El personaje Hellflame,

el hombre dragón del primer acto de

Matar a un mago,

Una obra de Stelvor Orlkrimm,

publicada en el Año de la Luna Menguante.

—¡Allí! —gritó Florin señalando al frente con su espada mientras avanzaban a paso firme a lo largo de un callejón resbaladizo por los restos de verduras en descomposición. La respuesta inmediata fue un disparo de ballesta seguido por otro.

Florin se arrojó contra la pared, arrastrando a Islif consigo, y el Dragón que corría tras ellos dio un grito y cayó de bruces, retorciéndose y quejándose con un proyectil clavado en la rodilla.
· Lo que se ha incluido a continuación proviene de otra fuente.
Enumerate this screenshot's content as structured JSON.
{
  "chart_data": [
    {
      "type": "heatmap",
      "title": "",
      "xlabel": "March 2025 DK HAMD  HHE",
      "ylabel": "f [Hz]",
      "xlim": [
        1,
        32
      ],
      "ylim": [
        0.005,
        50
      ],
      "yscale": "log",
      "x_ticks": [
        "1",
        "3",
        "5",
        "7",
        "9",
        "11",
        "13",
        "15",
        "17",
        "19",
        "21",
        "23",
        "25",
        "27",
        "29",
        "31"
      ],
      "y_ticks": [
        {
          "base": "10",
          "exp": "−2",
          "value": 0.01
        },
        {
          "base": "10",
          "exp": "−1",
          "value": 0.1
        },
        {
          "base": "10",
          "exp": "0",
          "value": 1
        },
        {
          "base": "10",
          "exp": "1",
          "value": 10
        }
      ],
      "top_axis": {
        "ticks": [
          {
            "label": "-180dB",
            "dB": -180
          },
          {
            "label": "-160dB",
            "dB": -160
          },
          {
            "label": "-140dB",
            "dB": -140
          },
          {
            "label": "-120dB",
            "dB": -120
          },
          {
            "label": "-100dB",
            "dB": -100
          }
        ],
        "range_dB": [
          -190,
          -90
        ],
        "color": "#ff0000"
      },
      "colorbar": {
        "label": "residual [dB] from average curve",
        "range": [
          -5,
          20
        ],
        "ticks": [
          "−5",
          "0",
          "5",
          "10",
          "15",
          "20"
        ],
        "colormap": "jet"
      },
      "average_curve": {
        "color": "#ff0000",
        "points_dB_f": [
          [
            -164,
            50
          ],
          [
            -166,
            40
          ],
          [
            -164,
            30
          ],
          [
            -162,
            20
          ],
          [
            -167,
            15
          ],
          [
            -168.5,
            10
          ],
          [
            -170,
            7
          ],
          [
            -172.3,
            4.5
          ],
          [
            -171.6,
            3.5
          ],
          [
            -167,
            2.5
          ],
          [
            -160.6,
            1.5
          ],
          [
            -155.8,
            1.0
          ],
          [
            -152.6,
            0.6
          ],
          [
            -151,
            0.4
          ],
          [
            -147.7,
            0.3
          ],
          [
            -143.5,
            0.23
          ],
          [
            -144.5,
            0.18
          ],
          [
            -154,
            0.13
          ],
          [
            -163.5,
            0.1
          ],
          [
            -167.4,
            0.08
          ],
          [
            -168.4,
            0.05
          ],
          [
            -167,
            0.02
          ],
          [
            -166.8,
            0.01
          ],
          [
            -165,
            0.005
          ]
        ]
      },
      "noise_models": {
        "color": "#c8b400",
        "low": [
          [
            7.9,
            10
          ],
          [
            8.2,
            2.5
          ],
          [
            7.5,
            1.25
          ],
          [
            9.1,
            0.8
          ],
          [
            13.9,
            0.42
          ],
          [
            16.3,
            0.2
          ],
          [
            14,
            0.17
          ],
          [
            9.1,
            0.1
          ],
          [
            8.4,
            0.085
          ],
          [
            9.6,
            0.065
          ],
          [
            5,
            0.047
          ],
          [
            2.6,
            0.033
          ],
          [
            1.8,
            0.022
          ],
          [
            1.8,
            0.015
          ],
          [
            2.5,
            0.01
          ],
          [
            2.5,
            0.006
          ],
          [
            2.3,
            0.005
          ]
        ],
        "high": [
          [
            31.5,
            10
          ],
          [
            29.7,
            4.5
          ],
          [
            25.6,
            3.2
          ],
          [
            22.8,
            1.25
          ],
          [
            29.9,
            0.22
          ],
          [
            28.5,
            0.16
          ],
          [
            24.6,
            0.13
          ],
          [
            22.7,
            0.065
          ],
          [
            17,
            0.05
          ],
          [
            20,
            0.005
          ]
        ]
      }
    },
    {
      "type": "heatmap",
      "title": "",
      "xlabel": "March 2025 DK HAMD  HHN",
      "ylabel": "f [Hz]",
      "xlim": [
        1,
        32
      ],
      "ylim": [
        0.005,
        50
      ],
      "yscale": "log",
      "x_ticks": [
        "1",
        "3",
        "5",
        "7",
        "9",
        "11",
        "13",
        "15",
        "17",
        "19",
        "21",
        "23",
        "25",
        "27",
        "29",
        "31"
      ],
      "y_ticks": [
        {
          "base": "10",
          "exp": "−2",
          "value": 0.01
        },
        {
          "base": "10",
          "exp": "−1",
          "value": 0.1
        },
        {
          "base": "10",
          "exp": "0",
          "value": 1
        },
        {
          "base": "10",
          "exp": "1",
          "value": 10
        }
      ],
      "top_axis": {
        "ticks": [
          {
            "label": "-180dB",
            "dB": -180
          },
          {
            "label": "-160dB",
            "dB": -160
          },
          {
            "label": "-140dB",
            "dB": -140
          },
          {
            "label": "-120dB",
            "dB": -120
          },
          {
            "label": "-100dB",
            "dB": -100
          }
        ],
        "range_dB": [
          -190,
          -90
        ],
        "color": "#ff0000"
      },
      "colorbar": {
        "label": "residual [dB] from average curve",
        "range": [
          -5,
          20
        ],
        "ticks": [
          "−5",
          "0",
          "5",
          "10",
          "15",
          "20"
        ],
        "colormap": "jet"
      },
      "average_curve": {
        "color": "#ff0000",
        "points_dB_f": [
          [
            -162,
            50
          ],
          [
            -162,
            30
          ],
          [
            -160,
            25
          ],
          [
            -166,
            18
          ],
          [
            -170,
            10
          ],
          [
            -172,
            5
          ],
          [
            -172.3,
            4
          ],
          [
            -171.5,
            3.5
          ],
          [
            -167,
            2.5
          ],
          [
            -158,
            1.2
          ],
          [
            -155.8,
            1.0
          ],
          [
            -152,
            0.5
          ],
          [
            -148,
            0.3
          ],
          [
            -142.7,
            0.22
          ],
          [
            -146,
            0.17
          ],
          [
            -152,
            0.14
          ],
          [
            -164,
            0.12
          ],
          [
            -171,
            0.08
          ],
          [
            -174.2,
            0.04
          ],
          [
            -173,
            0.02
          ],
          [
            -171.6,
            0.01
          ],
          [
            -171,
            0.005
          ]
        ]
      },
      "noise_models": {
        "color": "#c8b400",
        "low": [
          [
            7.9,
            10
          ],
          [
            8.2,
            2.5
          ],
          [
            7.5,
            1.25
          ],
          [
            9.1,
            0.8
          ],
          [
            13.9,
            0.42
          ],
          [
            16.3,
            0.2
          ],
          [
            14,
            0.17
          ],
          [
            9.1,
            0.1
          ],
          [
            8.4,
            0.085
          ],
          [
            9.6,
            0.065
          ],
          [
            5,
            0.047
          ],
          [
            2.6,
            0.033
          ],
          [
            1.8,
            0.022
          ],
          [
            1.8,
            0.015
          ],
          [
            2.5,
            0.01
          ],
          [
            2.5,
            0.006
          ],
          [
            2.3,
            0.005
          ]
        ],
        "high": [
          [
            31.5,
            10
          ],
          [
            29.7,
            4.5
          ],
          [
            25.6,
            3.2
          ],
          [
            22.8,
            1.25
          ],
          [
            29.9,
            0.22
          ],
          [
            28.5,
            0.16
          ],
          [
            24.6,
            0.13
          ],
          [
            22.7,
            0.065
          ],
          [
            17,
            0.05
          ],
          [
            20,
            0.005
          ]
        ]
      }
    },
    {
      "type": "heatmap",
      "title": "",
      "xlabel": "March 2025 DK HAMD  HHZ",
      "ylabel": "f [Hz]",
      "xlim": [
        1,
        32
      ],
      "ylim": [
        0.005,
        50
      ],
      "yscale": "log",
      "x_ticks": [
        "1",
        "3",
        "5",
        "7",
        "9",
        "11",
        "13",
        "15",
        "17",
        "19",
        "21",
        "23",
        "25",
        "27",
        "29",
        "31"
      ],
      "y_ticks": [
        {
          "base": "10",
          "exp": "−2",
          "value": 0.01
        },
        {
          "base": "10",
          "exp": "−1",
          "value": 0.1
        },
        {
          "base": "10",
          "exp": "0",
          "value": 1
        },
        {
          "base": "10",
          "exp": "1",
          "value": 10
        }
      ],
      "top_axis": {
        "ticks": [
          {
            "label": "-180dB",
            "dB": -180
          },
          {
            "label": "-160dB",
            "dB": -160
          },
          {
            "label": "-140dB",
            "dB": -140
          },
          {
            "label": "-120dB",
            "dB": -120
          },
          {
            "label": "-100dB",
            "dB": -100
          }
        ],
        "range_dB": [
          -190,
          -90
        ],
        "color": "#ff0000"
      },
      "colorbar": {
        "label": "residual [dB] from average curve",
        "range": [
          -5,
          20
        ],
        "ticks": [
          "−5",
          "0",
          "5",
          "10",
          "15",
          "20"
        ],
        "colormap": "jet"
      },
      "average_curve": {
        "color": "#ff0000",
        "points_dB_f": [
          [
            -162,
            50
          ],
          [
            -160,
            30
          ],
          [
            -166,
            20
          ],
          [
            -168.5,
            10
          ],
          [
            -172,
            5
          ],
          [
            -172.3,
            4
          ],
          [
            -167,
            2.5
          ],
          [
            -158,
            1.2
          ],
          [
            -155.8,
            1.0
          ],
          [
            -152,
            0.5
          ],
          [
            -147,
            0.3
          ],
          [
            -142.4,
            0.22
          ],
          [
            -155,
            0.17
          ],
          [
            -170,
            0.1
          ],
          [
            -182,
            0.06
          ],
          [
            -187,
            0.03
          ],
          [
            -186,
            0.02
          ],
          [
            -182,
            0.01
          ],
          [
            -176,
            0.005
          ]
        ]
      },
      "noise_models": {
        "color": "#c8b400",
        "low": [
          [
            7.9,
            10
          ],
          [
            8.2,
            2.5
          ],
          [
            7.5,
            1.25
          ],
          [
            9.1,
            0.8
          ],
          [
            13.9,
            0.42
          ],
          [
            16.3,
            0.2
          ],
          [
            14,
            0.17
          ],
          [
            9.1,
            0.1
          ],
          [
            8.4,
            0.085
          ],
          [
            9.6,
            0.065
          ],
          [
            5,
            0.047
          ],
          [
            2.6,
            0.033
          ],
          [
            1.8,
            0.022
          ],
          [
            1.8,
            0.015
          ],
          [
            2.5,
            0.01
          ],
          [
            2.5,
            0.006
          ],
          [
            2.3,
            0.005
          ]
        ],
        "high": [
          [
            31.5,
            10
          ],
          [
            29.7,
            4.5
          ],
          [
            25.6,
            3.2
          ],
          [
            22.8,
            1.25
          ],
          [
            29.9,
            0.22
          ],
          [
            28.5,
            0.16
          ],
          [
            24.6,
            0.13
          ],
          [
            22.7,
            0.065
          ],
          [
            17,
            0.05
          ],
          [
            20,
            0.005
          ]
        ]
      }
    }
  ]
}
—Jhess —gruñó el guardabosques poniéndose de pie—. No deberías estar aquí, no tienes armadura…

—Cállate, Florin —fue la furiosa respuesta al mismo tiempo que se oía el grito de dos voces familiares.

—¡Esperadnos! ¡Traemos la bendición divina!

Jhessail puso los ojos en blanco.

—¿Quieres dejarme fuera a mí? ¿Y qué me dices de ellos? ¿Los mismísimos Danzarines Santurrones en persona?

Islif le dedicó una de sus escasas sonrisas y Florin agitó la mano como dándose por vencido… a continuación echó una mirada y lanzó un grito de admiración.

Una Pennae, débil y pálida, que se mantenía en pie de milagro, corría junto a Doust y Semoor.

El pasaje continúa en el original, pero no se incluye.